There are problems with using these excellent results in applying this strategy to all patients with mitral stenosis. The study eliminated all patients with NYHA class IV symptoms as well as patients with known episodes of tachyarrhythmias associated with hemodynamic instability, patients with other valve disease, those with more than 2+ mitral regurgitation, and anyone with life-threatening medical conditions. Although they admitted patients with NYHA class III symptoms, all those patients with a mitral valve area <1 cm2were considered for mitral valve surgery after the initial evaluation. They also found that in patients with a mitral valve area of >1.5 cm2, 85% of whom had had a previous commissurotomy, that DSE does not appreciably add to the clinical evaluation and resting echocardiogram. This left only 22 patients with a mitral valve area of 1 to 1.5 cm2. Of those, only patients who were NYHA class I or II were the ones in whom DSE was able to predict future clinical events if the dobutamine stress mean diastolic gradient was 18 mm Hg or more.
Is there value in performing DSE in patients with mitral stenosis?

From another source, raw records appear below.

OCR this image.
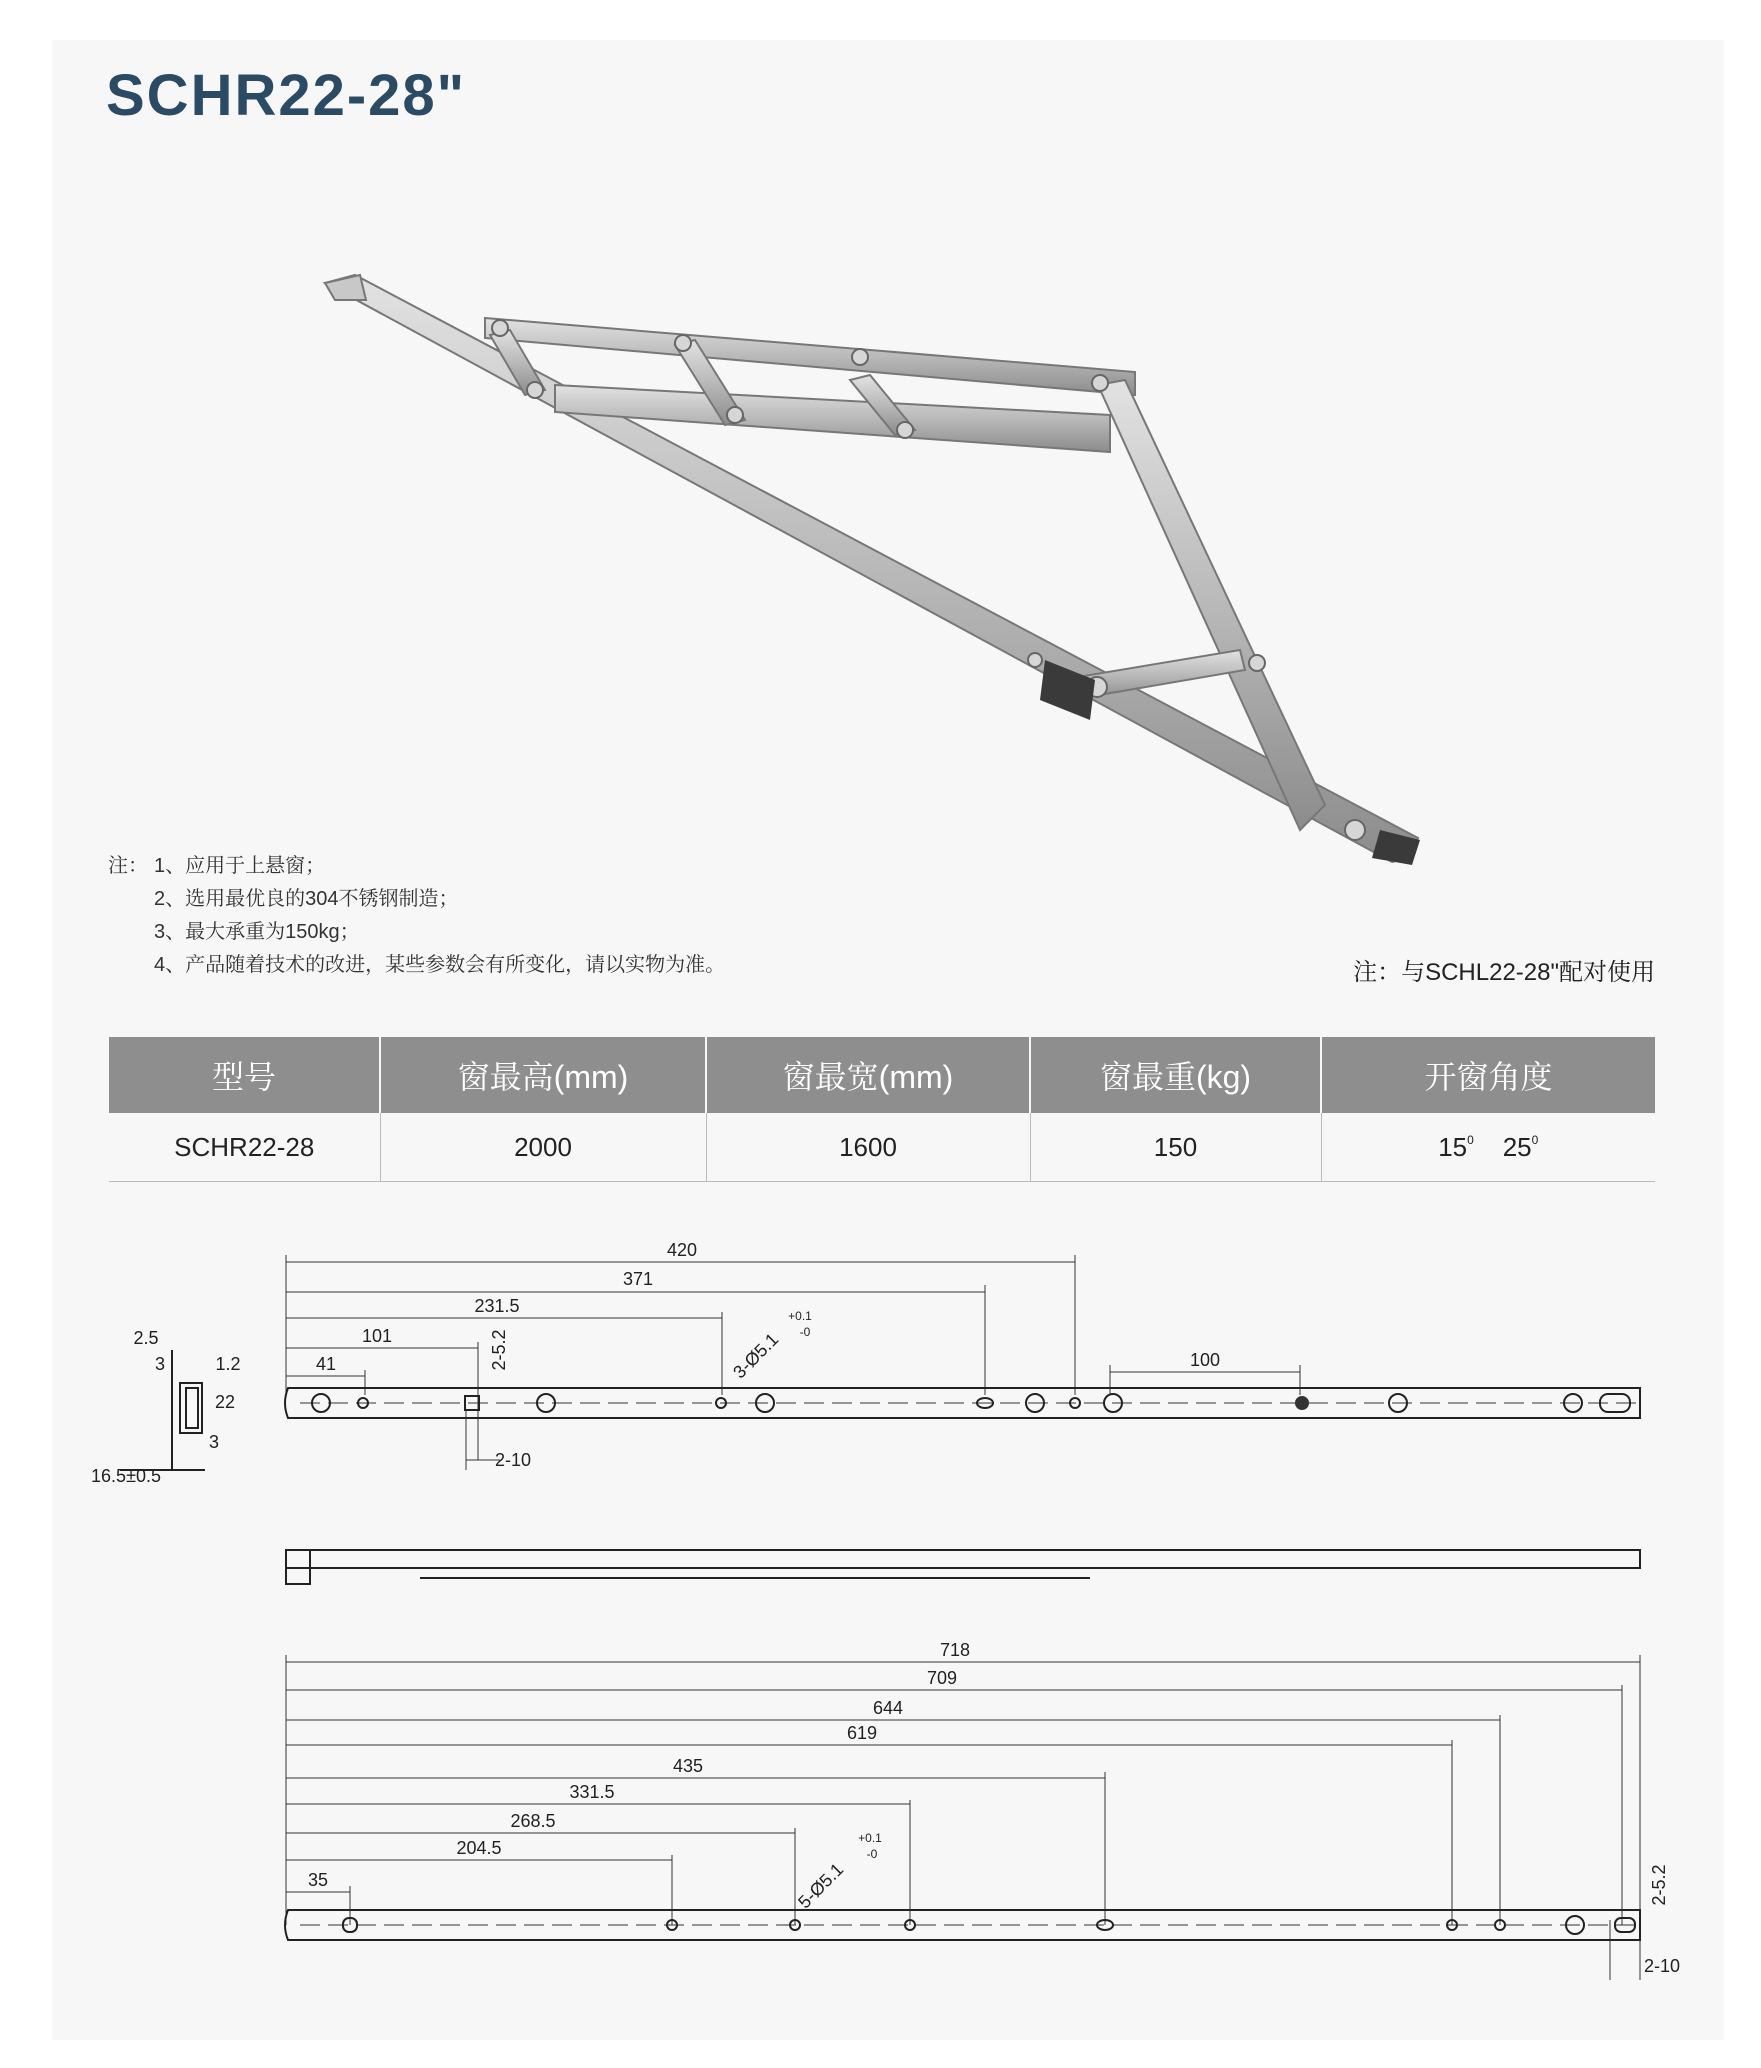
SCHR22-28"
注： 1、应用于上悬窗；
2、选用最优良的304不锈钢制造；
3、最大承重为150kg；
4、产品随着技术的改进，某些参数会有所变化，请以实物为准。	注：与SCHL22-28"配对使用
型号	窗最高(mm)	窗最宽(mm)	窗最重(kg)	开窗角度
SCHR22-28	2000	1600	150	$15^0$ $25^0$
420
371
231.5
101
41	2-5.2	3-Ø5.1
+0.1
-0
100
2-10
2.5
3	1.2
22
3
16.5±0.5
718
709
644
619
435
331.5
268.5
204.5
35	5-Ø5.1
+0.1
-0
2-5.2
2-10
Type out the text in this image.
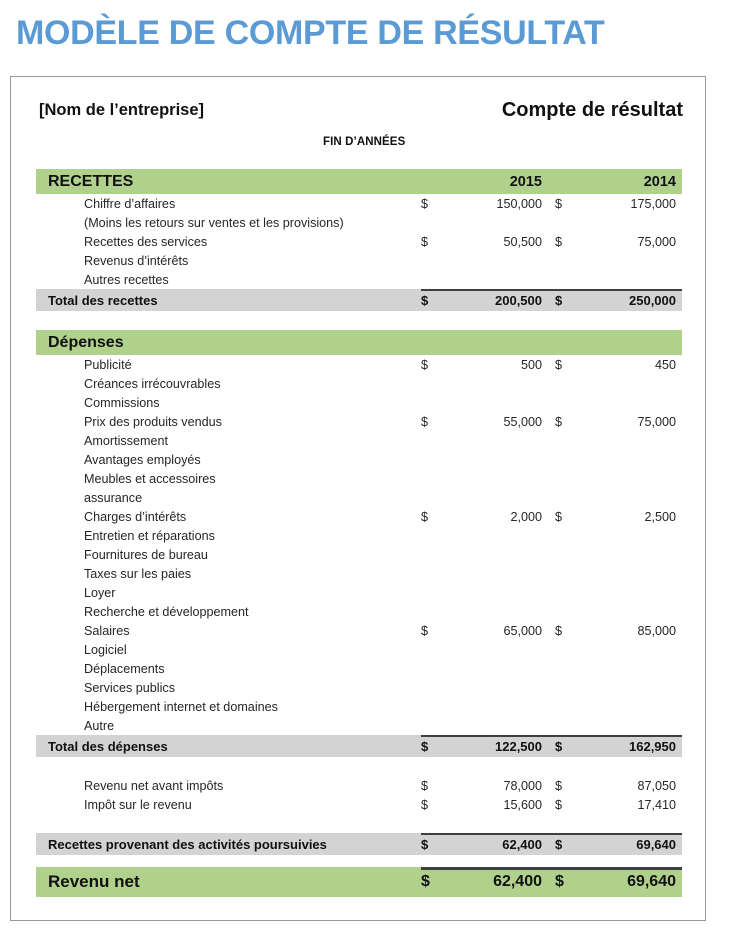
MODÈLE DE COMPTE DE RÉSULTAT
[Nom de l’entreprise]	Compte de résultat
FIN D’ANNÉES
RECETTES	2015	2014
Chiffre d’affaires	$	150,000	$	175,000
(Moins les retours sur ventes et les provisions)
Recettes des services	$	50,500	$	75,000
Revenus d’intérêts
Autres recettes
Total des recettes	$	200,500	$	250,000
Dépenses
Publicité	$	500	$	450
Créances irrécouvrables
Commissions
Prix des produits vendus	$	55,000	$	75,000
Amortissement
Avantages employés
Meubles et accessoires
assurance
Charges d’intérêts	$	2,000	$	2,500
Entretien et réparations
Fournitures de bureau
Taxes sur les paies
Loyer
Recherche et développement
Salaires	$	65,000	$	85,000
Logiciel
Déplacements
Services publics
Hébergement internet et domaines
Autre
Total des dépenses	$	122,500	$	162,950
Revenu net avant impôts	$	78,000	$	87,050
Impôt sur le revenu	$	15,600	$	17,410
Recettes provenant des activités poursuivies	$	62,400	$	69,640
Revenu net	$	62,400 $	69,640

Certainly those with a mitral valve area <1 cm2who are class III or IV should have a mitral intervention, balloon or repair if possible, and replacement if necessary. Those who are asymptomatic with a satisfactory lifestyle should be followed, with the exception of those with moderate or severe pulmonary hypertension and those who can have a repair by balloon valvuloplasty or surgery.
The clinical end points chosen in this study are valid end points in themselves, but it is questionable whether a DSE is indicated in a relatively asymptomatic patient with mild-to-moderate mitral stenosis simply to identify a group who may sometime in the future develop symptoms to the point where intervention is deemed appropriate. In this group, it would be just as well to wait for increasing symptoms to intervene. Only those who developed pulmonary edema, 7 patients (24%) of the 29 who reached end points, would have been better served by being identified before this occurred because patients with sudden pulmonary edema out of the hospital have a life-threatening complication. If this could be prevented by previous intervention, certainly these seven patients, 13% of the entire group, would have benefited by previous risk stratification by DSE.
Dobutamine stress Doppler echocardiography is most useful where we used catheterization with exercise in the past: in those patients with symptoms not explainable by the calculated valve area, where a rise in mean mitral valve gradient to 18 mm Hg or above is consistent with a patient whose symptoms are due to obstruction to flow and who would benefit from mitral valve intervention. Therefore, it appears that the role for DSE is not so much in predicting the asymptomatic or minimally symptomatic patient who may have difficulty in the future but in selecting those patients with symptoms out of proportion to the severity of their calculated mitral valve area who will most probably benefit from an intervention that may be either medical or invasive.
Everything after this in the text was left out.